Die Geschichte meines Lebens

Part 20

Chapter 203,440 wordsPublic domain

Heute früh entstand ein großer Lärm unten im Erdgeschoß. Ich hörte Helen schreien und eilte hinunter, um zu sehen, was der Grund davon war. Ich fand sie in fürchterlicher Aufregung. Ich hatte gehofft, ein solcher Auftritt würde sich nie wieder ereignen. Sie war die letzten zwei Monate so artig und folgsam gewesen, daß ich glaubte, ich hätte den Leuen gebändigt, aber er schien nur geschlummert zu haben. Jedenfalls zauste, kratzte und biß sie jetzt Viney wie eine wilde Katze. Es scheint, als habe die Dienerin den Versuch gemacht, Helen ein Glas, das diese mit Steinen füllte, wegzunehmen, aus Furcht, sie könne es zerbrechen. Helen widersetzte sich; Viney versuchte, es ihr mit Gewalt aus der Hand zu reißen, und ich fürchte, sie hat das Kind geschlagen oder sonst etwas getan, was diesen außergewöhnlichen Wutausbruch veranlaßte. Als ich Helen bei der Hand nahm, begann sie zu weinen.

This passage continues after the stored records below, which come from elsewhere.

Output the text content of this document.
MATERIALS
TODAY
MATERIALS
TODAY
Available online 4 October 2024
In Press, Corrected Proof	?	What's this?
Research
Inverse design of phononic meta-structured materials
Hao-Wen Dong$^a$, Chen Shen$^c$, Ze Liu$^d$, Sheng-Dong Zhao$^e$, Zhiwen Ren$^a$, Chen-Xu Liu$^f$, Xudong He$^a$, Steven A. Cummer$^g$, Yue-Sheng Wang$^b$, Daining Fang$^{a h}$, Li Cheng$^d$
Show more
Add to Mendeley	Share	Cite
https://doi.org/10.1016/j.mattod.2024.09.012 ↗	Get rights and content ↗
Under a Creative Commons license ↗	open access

Ich fragte sie, was geschehen sei, und sie buchstabierte: ~Viney--bad~ und begann sie mit erneuter Heftigkeit zu schlagen und mit den Füßen zu stoßen. Ich hielt ihr die Hände fest, bis sie sich beruhigt hatte.

Später kam Helen zu mir ins Zimmer; sie sah sehr traurig aus und wollte mich küssen. Ich antwortete: „~I cannot kiss naughty girl~,“ worauf sie buchstabierte: „~Helen is good, Viney is bad.~“ -- Ich erwiderte: „Du hast Viney gestoßen und getreten und ihr weh getan. Du bist sehr unartig gewesen und ich kann unartiges Mädchen nicht küssen.“ -- Sie stand einen Augenblick ganz still, und man sah es, daß in ihrem Innern ein Kampf vor sich ging. Dann versetzte sie: ~Helen did (does) not love teacher. Helen do love mother. Mother will whip Viney.~“ Ich sagte ihr, sie täte besser, nicht mehr über den Vorfall zu sprechen oder an ihn zu denken. Sie erkannte, daß ich sehr betrübt war, und wollte sich an mich anschmiegen; ich hielt es aber für das beste, ihr einen besonderen Platz anzuweisen. Bei Tisch war sie sehr bekümmert, daß ich nicht aß, und machte den Vorschlag, die Köchin solle Tee für mich bereiten. Aber ich sagte ihr, mein Herz sei traurig, und ich hätte keine Lust zu essen. Sie begann zu weinen und zu schluchzen und klammerte sich an mich an.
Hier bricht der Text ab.